Artiste et ethnographe, Maya Deren a interrogé pendant les années 1940 et 1950 les implications pratiques et théoriques de l’image filmée. Selon elle, il ne suffit pas d’enregistrer les apparences du monde au moyen de la pellicule. Le cinéaste doit s’astreindre à en restituer la perception au moyen d’expériences sensorielles multiples. De même, d’autres artistes et anthropologues affirmeront que la perception optique du monde ne suffit plus. Il faut considérer que ses qualités formelles se mêlent à des sensations acoustiques, haptiques, mais aussi olfactives ou gustatives.


La représentation du temps vécu constitue un autre champ d’investigation.
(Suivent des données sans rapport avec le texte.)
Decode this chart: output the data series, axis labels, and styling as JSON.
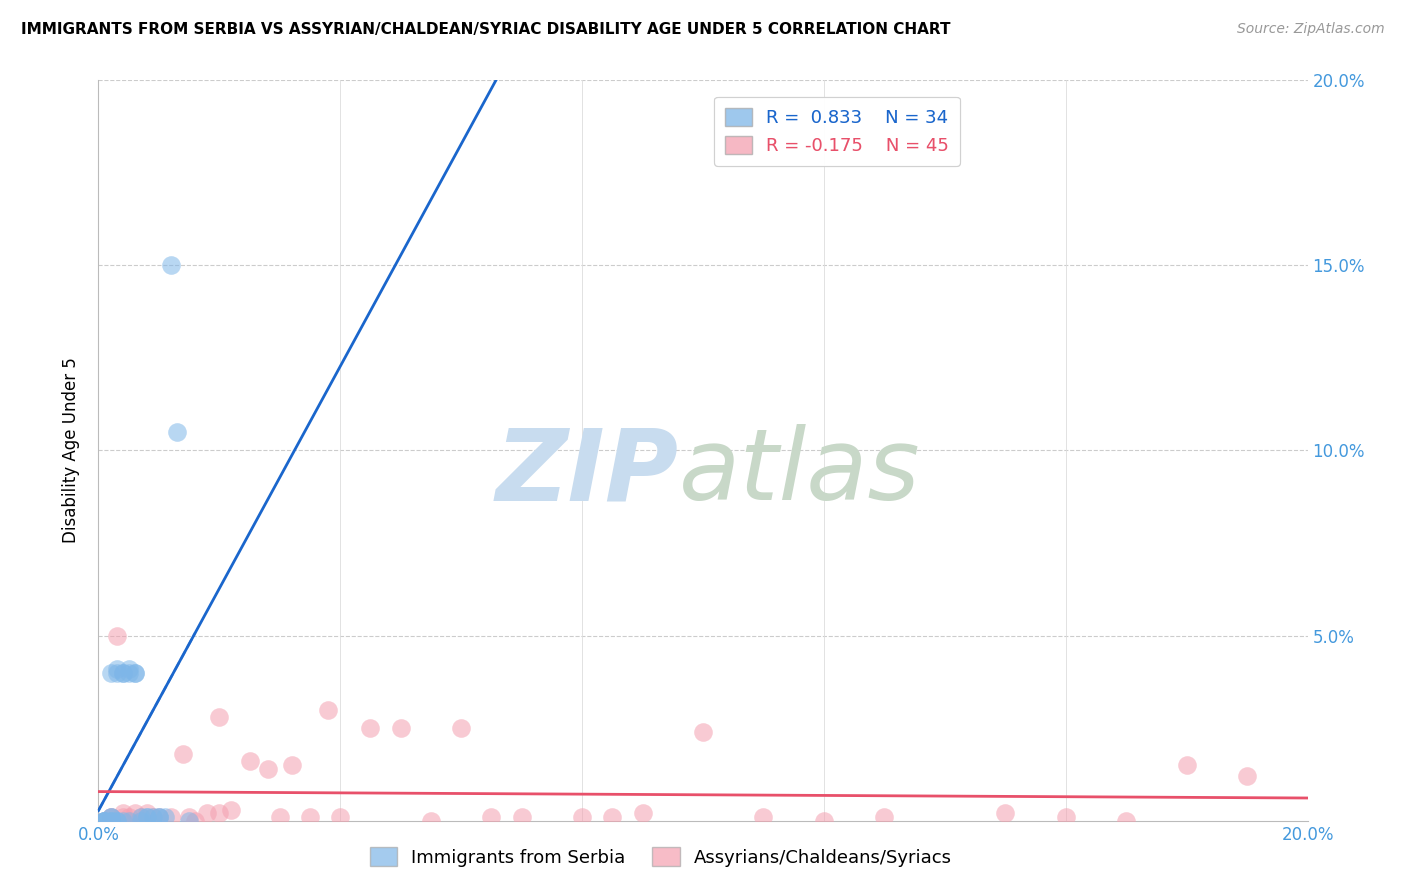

Ainsi les anthropologues, qui se demandent comment restituer le mieux possible la complexité du temps vécu sur le terrain, cherchent à proposer de nouvelles formes de récits, tandis que les artistes expérimentaux, qui s’affranchissent de la compression narrative du temps, mettent en place des dispositifs propres à poser les bases d’une sensibilité au réel accrue.


L’anthropologie, l’art et le film expérimental questionnent notre perception. Voir est aussi comprendre : ce colloque met en perspective les tentatives de renouvellement des protocoles d’expérimentation visuelle propre à amplifier notre compréhension du monde.